Поэтому, совершенно независимо от удобства или неудобства корректировок, необходимых для их глазомерного измерения, и даже независимо от легкости или трудности сравнения и координации этих измерений, определенные формы и элементы формы становятся для нас желанными, а другие — нежеланными, исключительно благодаря работе эмпатии, которая отождествляет способы бытия и движения линий с нашими собственными. По этой причине встречи линий, которые воздействуют на нас не как победа, не как почетная капитуляция и не как добровольное сотрудничество, ощущаются как неэффективные и глупые. Линии также (как у недостаточно сужающихся дорических колонн), которые не поднимаются с достаточным импульсом, потому что не кажутся начинающимися с достаточного давления у основания; наклонные линии (как в некоторой имитации готики), которые теряют равновесие из-за отсутствия противодействующего им толчка, — все это, и, увы, многие сотни других возможных комбинаций, отвратительны нашим чувствам. И точно так же нас раздражают и утомляют пробные линии, нескоординированные направления и удары посредственных, пусть даже технически искусных и реалистически образованных рисовальщиков, художников, чьи работы могут очаровать с первого взгляда каким-то ярким сходством или поэтическим внушением, но с каждым днем обнаруживают свою полную незначительность как движение, свою полную эмпатическую ничтожность. Действительно, если мы проанализируем осуждение, якобы основанное на инженерных соображениях материальной нестабильности, или на неправильной перспективе, или анатомической «неправильности рисунка», мы обнаружим, что большая часть этой враждебной критики на самом деле является критикой эмпатической неудовлетворительности, которая ускользает от словесного обнаружения, но выявляется пальцем, следящим, как мы говорим (и это само по себе является примером эмпатии), за движением, развитием скучных или раздражающих линий.

Эмпатия объясняет не только повсеместно существующие предпочтения в отношении формы, но и те конкретные степени симпатии, которые являются вопросом личного темперамента и даже сиюминутного настроения (ср. стр. 131). Так, Мантенья с его преобладанием горизонталей и вертикалей покажется одному зрителю серьезным и обнадеживающим, но оттолкнет другого зрителя (или того же самого в другом настроении) как скучный и безжизненный; в то время как неустойчивое равновесие и синкопированный ритм Боттичелли могут либо очаровать, либо оттолкнуть как болезненно возбужденные. А системы вихревых переплетающихся кругов Леонардо лишь озадачат (то самое «загадочное» качество, о котором мы так много слышим) поверхностного зрителя, в то же время вознаграждая более адекватное эмпатическое воображение, позволяя нам жить некоторое время в режимах самой интенсивной, самой целенаправленной и самой гармоничной энергии.

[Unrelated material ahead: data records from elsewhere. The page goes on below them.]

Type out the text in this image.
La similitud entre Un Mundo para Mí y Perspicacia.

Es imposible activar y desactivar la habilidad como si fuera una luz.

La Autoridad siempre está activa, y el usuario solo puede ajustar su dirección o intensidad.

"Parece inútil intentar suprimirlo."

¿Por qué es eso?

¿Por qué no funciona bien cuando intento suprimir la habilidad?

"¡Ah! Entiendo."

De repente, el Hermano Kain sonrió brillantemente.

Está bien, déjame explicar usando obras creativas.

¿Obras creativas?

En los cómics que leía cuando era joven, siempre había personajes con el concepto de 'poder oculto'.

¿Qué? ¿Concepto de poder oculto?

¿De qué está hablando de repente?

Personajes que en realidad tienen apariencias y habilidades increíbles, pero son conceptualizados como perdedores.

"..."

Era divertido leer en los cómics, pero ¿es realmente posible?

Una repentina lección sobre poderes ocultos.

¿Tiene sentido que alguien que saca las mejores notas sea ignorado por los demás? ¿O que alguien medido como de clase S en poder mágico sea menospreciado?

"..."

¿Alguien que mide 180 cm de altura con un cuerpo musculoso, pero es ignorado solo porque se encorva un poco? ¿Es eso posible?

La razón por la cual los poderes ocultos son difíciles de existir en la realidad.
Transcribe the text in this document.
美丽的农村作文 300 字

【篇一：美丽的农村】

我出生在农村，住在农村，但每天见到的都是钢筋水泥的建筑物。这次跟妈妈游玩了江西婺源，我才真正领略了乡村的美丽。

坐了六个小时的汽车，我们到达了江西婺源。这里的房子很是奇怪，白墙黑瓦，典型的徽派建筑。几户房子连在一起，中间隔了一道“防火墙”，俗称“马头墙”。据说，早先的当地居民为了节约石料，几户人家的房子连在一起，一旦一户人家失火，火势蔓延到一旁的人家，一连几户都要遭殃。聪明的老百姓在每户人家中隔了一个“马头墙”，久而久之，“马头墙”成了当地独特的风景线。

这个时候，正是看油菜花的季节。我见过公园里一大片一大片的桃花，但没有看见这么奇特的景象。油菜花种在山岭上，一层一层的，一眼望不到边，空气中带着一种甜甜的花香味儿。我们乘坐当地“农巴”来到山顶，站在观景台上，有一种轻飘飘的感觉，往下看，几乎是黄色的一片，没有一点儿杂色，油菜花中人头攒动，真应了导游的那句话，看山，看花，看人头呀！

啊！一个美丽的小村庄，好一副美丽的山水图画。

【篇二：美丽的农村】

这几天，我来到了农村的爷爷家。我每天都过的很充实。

Интенсивность, целенаправленность и гармония. Это то, что повседневная жизнь редко дает нашим стремлениям. И это то, что, благодаря этому странному процессу эмпатии, несколько дюймов окрашенного холста иногда позволяют нам реализовать полностью и непрерывно. И это не поэтическая метафора или метафизический вымысел, а простой психологический факт: если переплетающиеся круги и пентакли византийского напольного узора поглощают нас в удовлетворенном созерцании, то это потому, что способы бытия, которыми мы вынуждены их наделять, таковы, какие мы тщетно ищем или испытываем лишь для того, чтобы потерять в нашем рассеянном или суетливом существовании.

ГЛАВА XII

ОТ ФОРМЫ К ВЕЩИ

ТАКОВЫ удовлетворения и неудовлетворения, безличные и непрактичные, которые мы можем получить или, в действительности, дать себе в созерцании формы.

Но у жизни мало досуга для созерцания; она требует распознавания, вывода и готовности к активной адаптации. Или, скорее, жизнь заставляет нас иметь дело с формами главным образом постольку, поскольку они указывают на реальное или возможное существование других групп качеств, которые могут помочь или навредить нам. Жизнь торопит нас распознавать Вещи.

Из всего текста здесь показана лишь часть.